Negotiations on a new contract are dragging into the new year, but nurses at Regina Medical Center in Hastings, members of the Minnesota Nurses Association, continue to resist Allina Health’s effort to treat them differently than nurses in every other Allina hospital in the Twin Cities Metro Area.
The two sides returned to the bargaining table Jan. 24, but according to the MNA, Allina continued to insist on excluding Regina nurses from pension and health benefits extended to MNA members at other Allina facilities in the area.
“Their second-rate offers are an insult to nursing, nurses and, most all, this community,” Jane Traynor, a Regina nurse and chair of the MNA bargaining team, said after the negotiations broke down.
“We offered significant movement,” Traynor added. “We gave them a path to an honorable settlement, and they walked away.”
Regina nurses’ previous contract expired with the 2013 calendar year.
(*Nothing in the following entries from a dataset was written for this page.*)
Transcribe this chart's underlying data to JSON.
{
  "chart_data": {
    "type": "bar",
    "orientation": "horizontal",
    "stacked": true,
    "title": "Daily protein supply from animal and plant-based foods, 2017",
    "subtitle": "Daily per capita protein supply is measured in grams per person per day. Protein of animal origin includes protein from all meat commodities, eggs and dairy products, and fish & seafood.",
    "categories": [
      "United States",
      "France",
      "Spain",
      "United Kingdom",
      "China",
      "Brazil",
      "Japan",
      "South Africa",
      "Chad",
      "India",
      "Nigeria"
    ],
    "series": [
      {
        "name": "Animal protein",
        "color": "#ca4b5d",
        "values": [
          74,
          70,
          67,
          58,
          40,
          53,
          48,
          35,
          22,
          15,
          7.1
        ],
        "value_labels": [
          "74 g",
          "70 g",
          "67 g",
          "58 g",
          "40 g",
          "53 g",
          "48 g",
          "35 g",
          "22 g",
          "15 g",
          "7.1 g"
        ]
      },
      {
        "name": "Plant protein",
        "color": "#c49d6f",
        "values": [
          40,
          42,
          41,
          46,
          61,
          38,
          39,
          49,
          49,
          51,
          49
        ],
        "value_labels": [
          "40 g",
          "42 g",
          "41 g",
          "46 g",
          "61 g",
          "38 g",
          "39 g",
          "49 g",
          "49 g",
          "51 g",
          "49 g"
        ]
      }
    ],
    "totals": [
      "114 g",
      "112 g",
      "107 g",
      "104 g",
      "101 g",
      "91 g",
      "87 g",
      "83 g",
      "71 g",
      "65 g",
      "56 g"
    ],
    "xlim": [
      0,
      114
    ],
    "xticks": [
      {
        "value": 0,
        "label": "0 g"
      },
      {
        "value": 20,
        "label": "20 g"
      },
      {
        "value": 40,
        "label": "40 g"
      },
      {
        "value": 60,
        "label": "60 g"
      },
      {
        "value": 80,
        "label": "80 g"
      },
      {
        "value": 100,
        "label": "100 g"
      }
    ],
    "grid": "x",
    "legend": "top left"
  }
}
This is the first contract Regina nurses have attempted to bargain since Allina purchased Regina last year.
The nurses received an outpouring of support from the community Jan. 21, when they staged informational picketing outside the hospital. Colleagues within the Allina system plan to stage a solidarity picket Feb. 14 outside Abbott Northwestern Hospital in Minneapolis.
“This affects all of us, so make no mistake, we will stand by each other,” Diane Johnson, an Abbott Northwestern nurse, said. “We will make every nurse, every resource available to our colleagues in Hastings to stand up against corporate health care’s impact on our communities.”
Hastings nurses said they remain open to continued negotiations with Allina, and they requested additional bargaining dates with a federal mediator. Allina Health did not immediately respond to the request.
“We want to focus on our patients,” Traynor said. “We want a contract that respects our skills and our contributions to patient care in Hastings.”